Os Tribunais enfrentaram em outras oportunidades questões amparadas na teoria da imprevisão aplicada aos contratos públicos (ex. variação cambial). Entretanto, o cenário atual revela a necessidade de um olhar mais crítico, abrangente e, inclusive, propicio à busca de soluções que superam antigos modelos.

Deixando de lado o mérito do envolvimento das maiores empreiteiras do país nos eventos diariamente divulgados na mídia, não se pode perder de vista que cada situação deve ser analisada com moderação, afinal, a esmagadora maioria está do mesmo lado – Do lado daqueles que acreditam e buscam um futuro melhor -.

O fato de existirem condutas ilegítimas não retira das empresas o direito de apuração quanto ao efetivo custo das obras, dos serviços e, tampouco, o de contar com o reequilíbrio dos contratos em prazo minimamente razoável.

Não podemos colaborar com o engessamento do país. Reequilibrar os contratos não implica beneficiar um ou outro; deve, sim, resultar no atendimento de necessidades prementes.

Em tempos de crise – especialmente como esta que vivenciamos -, reequilibrar a equação econômico-financeira significa retomar o crescimento, manter postos de trabalho e criar novos empregos.

Como caminho em rumo à superação da crise, avaliar os pleitos de reequilíbrio dos empresários, com razoabilidade e celeridade, talvez seja um caminho simples, bom e inevitável para compensar e/ou quitar as dívidas definitivamente constituídas em favor da União.

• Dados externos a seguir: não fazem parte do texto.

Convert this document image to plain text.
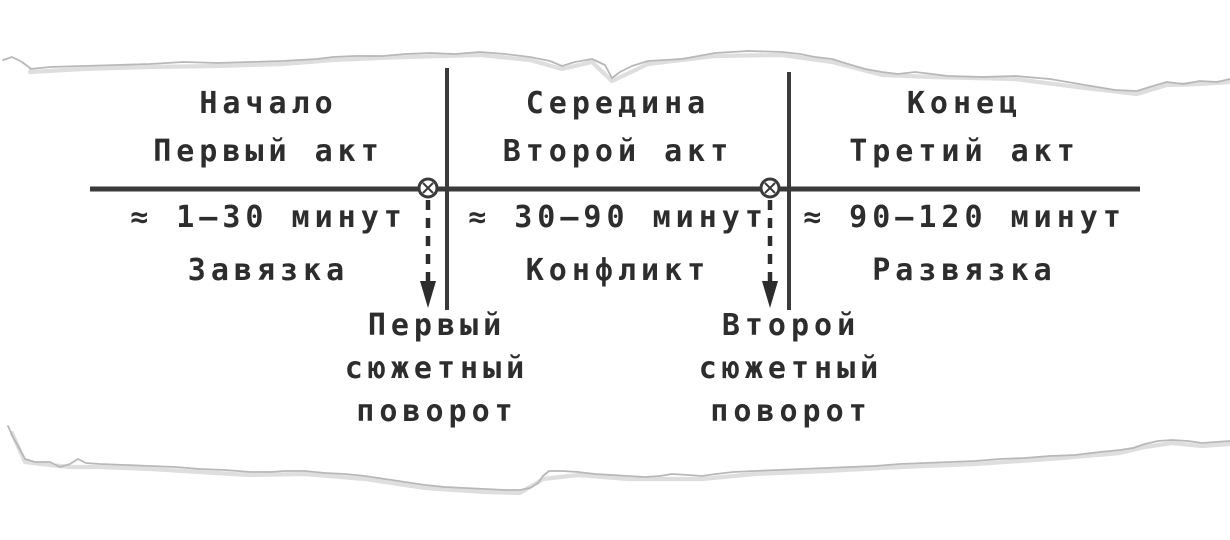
Начало
Первый акт
≈ 1–30 минут
Завязка
Середина
Второй акт
≈ 30–90 минут
Конфликт
Конец
Третий акт
≈ 90–120 минут
Развязка
Первый
сюжетный
поворот
Второй
сюжетный
поворот
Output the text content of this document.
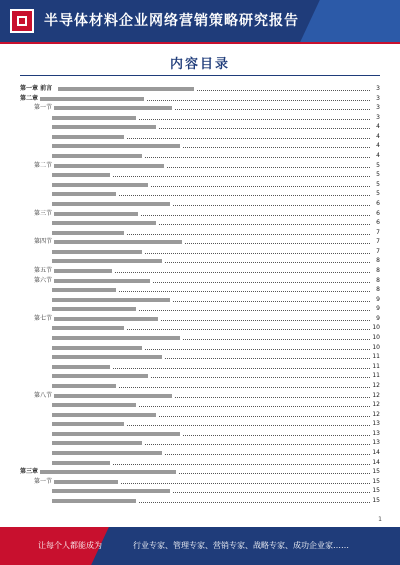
半导体材料企业网络营销策略研究报告
内容目录
第一章 前言	3
第二章	3
第一节	3
3
4
4
4
4
第二节	5
5
5
5
6
第三节	6
6
7
第四节	7
7
8
第五节	8
第六节	8
8
9
9
第七节	9
10
10
10
11
11
11
12
第八节	12
12
12
13
13
13
14
14
第三章	15
第一节	15
15
15
1
让每个人都能成为	行业专家、管理专家、营销专家、战略专家、成功企业家……
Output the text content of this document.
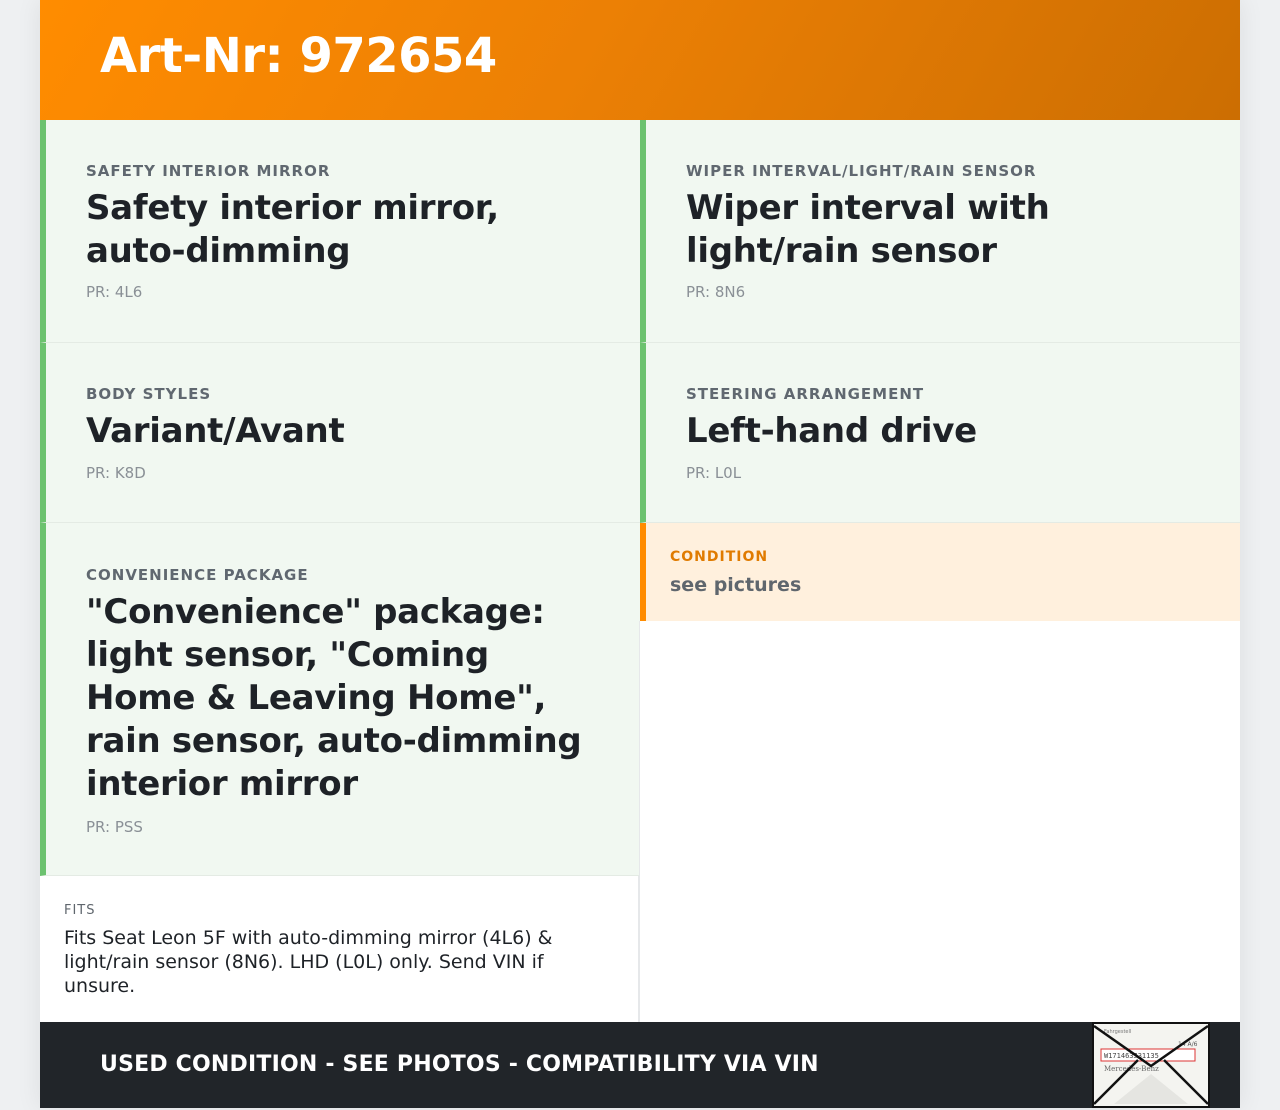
Art-Nr: 972654
SAFETY INTERIOR MIRROR
Safety interior mirror, auto-dimming
PR: 4L6
WIPER INTERVAL/LIGHT/RAIN SENSOR
Wiper interval with light/rain sensor
PR: 8N6
BODY STYLES
Variant/Avant
PR: K8D
STEERING ARRANGEMENT
Left-hand drive
PR: L0L
CONVENIENCE PACKAGE
"Convenience" package: light sensor, "Coming Home & Leaving Home", rain sensor, auto-dimming interior mirror
PR: PSS
CONDITION
see pictures
FITS
Fits Seat Leon 5F with auto-dimming mirror (4L6) & light/rain sensor (8N6). LHD (L0L) only. Send VIN if unsure.
USED CONDITION - SEE PHOTOS - COMPATIBILITY VIA VIN
Fahrgestell
14 A/6
W171463J31135
Mercedes-Benz
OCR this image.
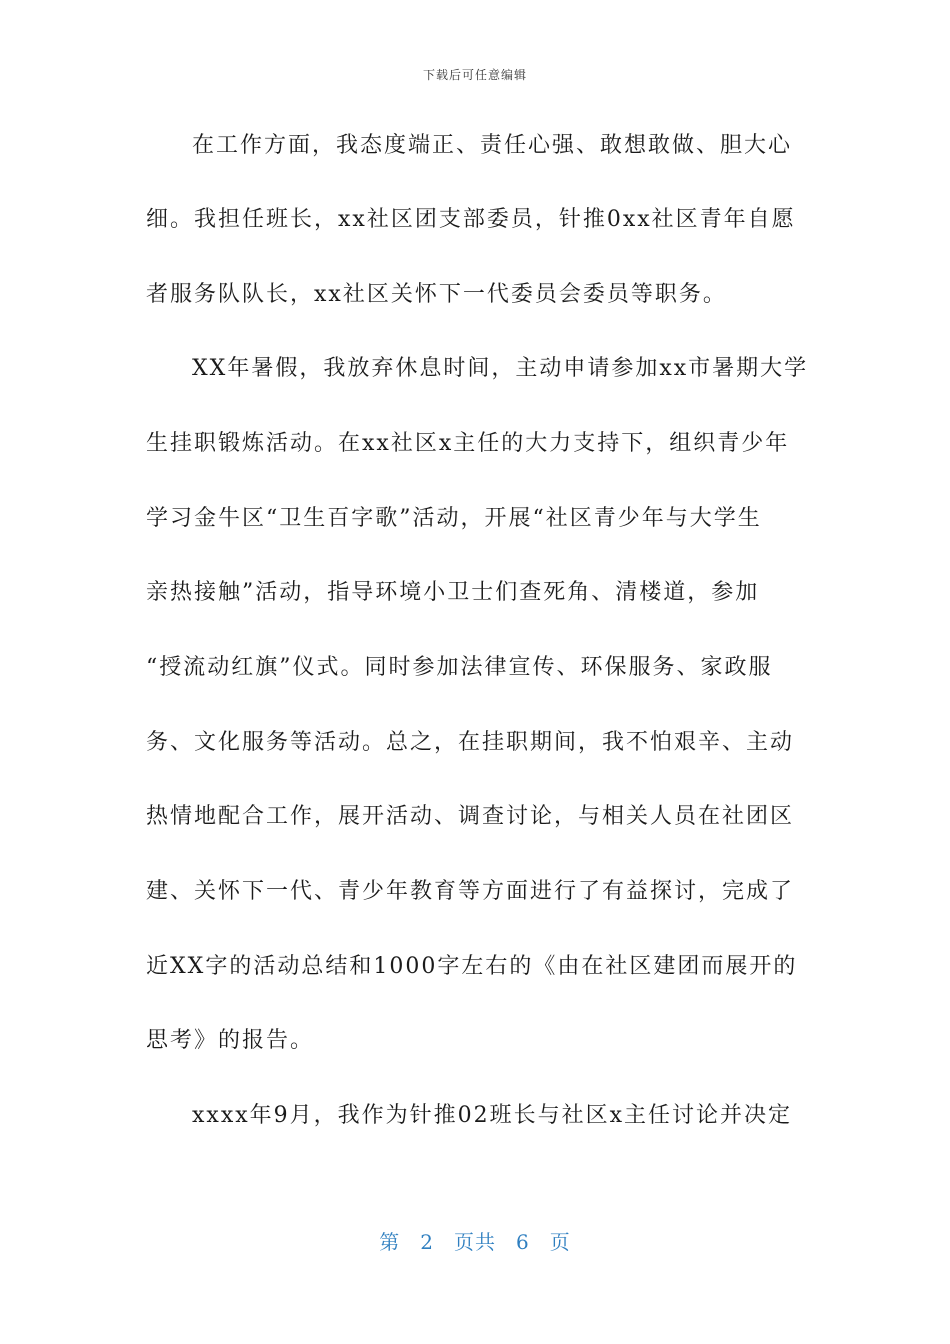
下载后可任意编辑
在工作方面，我态度端正、责任心强、敢想敢做、胆大心
细。我担任班长，xx社区团支部委员，针推0xx社区青年自愿
者服务队队长，xx社区关怀下一代委员会委员等职务。
XX年暑假，我放弃休息时间，主动申请参加xx市暑期大学
生挂职锻炼活动。在xx社区x主任的大力支持下，组织青少年
学习金牛区“卫生百字歌”活动，开展“社区青少年与大学生
亲热接触”活动，指导环境小卫士们查死角、清楼道，参加
“授流动红旗”仪式。同时参加法律宣传、环保服务、家政服
务、文化服务等活动。总之，在挂职期间，我不怕艰辛、主动
热情地配合工作，展开活动、调查讨论，与相关人员在社团区
建、关怀下一代、青少年教育等方面进行了有益探讨，完成了
近XX字的活动总结和1000字左右的《由在社区建团而展开的
思考》的报告。
xxxx年9月，我作为针推02班长与社区x主任讨论并决定
第 2 页共 6 页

Enfim, precisamos de soluções ágeis e efetivas. A sociedade reclama por postura participativa dos entes administrativos e de respostas céleres do poder judiciário diante das omissões e delongas na recomposição da equação econômico-financeira dos contratos públicos.

A retomada das obras de infraestrutura e a adequação dos contratos de serviços podem revelar um passo importante para a restauração da confiança nas instituições e, como passagem indispensável, à preservação das empresas e à superação da crise.